I'm not really trying to convince anyone of anything.
I'm trying to get into the rules of the game as they're written. While I appreciate the sentiments about asking the DM, I'm not necessarily looking for that type of discussion.
Let me make a more...practical example.
Say a 15th level wizard found a Ring of Three Wishes and got impatient. He decided he wanted a 9th-level spell now and wished it into existence. The DM decides its fine but monkey paws it to say it can not be recovered in a day.
Lets say the wizard kept the slot but multiclassed into Cleric aiming for healing word, just in case. The wizard has his new spells he can put in his book. He has a 9th-level spell not from either multiclassing nor single class progression. Its an external 9th-level spell.
He should be able, by RAW (though probably not RAI), to learn a 9th-level spell.

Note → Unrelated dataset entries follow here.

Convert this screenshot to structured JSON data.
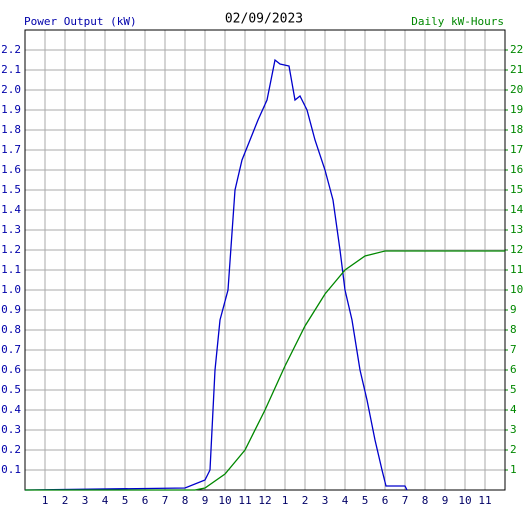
{
  "chart_data": {
    "type": "line",
    "title": "02/09/2023",
    "ylabel": "Power Output (kW)",
    "y2label": "Daily kW-Hours",
    "xlim": [
      0,
      24
    ],
    "xticks": [
      1,
      2,
      3,
      4,
      5,
      6,
      7,
      8,
      9,
      10,
      11,
      12,
      {
        "value": 13,
        "label": "1"
      },
      {
        "value": 14,
        "label": "2"
      },
      {
        "value": 15,
        "label": "3"
      },
      {
        "value": 16,
        "label": "4"
      },
      {
        "value": 17,
        "label": "5"
      },
      {
        "value": 18,
        "label": "6"
      },
      {
        "value": 19,
        "label": "7"
      },
      {
        "value": 20,
        "label": "8"
      },
      {
        "value": 21,
        "label": "9"
      },
      {
        "value": 22,
        "label": "10"
      },
      {
        "value": 23,
        "label": "11"
      }
    ],
    "ylim": [
      0,
      2.3
    ],
    "yticks": [
      0.1,
      0.2,
      0.3,
      0.4,
      0.5,
      0.6,
      0.7,
      0.8,
      0.9,
      {
        "value": 1,
        "label": "1.0"
      },
      1.1,
      1.2,
      1.3,
      1.4,
      1.5,
      1.6,
      1.7,
      1.8,
      1.9,
      {
        "value": 2,
        "label": "2.0"
      },
      2.1,
      2.2
    ],
    "y2lim": [
      0,
      23
    ],
    "y2ticks": [
      1,
      2,
      3,
      4,
      5,
      6,
      7,
      8,
      9,
      10,
      11,
      12,
      13,
      14,
      15,
      16,
      17,
      18,
      19,
      20,
      21,
      22
    ],
    "grid": true,
    "series": [
      {
        "color": "#0000cc",
        "x": [
          0,
          8,
          9,
          9.25,
          9.5,
          9.75,
          10.15,
          10.5,
          10.85,
          11.25,
          11.65,
          12.1,
          12.5,
          12.75,
          13.2,
          13.5,
          13.75,
          14.1,
          14.5,
          15,
          15.4,
          15.75,
          16,
          16.35,
          16.75,
          17.1,
          17.5,
          17.85,
          18.05,
          19,
          19.1
        ],
        "values": [
          0,
          0.01,
          0.05,
          0.1,
          0.6,
          0.85,
          1.0,
          1.5,
          1.65,
          1.75,
          1.85,
          1.95,
          2.15,
          2.13,
          2.12,
          1.95,
          1.97,
          1.9,
          1.75,
          1.6,
          1.45,
          1.2,
          1.0,
          0.85,
          0.6,
          0.45,
          0.25,
          0.1,
          0.02,
          0.02,
          0
        ]
      },
      {
        "color": "#008800",
        "axis": "y2",
        "x": [
          0,
          8.5,
          9,
          10,
          11,
          12,
          13,
          14,
          15,
          16,
          17,
          18,
          24
        ],
        "values": [
          0,
          0,
          0.1,
          0.8,
          2.0,
          4.0,
          6.2,
          8.2,
          9.8,
          11.0,
          11.7,
          11.95,
          11.95
        ]
      }
    ]
  }
}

Multiclassing did not interfere with his spellcasting feature's ability to prepare spells that he have slots for. Multiclassing, of itself, has no restrictions to what you can know or prepare, it just asks that you pretend you're single-classed into this specific class.
Now, lets say you got an external spell slot not from a wish spell or magic item, but from a different class feature. Lets say you've obtained a mysterious 5th level spell slot as a Sorcerer 7/Wizard 1. Technically, neither classes natively give you this spell slot but you're able to synthesize this slot. Is this not yet another case of an external spell slot being given to a wizard and the wizard being able to now prepare higher level spells than before?
On another note:
A DM that allows a wish from a ring of 3 wishes to give a 9th level slot, even once, isn't "monkey's paw"ing.
He's being absurdly generous.
Wish can't replicate a 9th level spell, much less allow someone to suddenly have a 9th level slot available for use.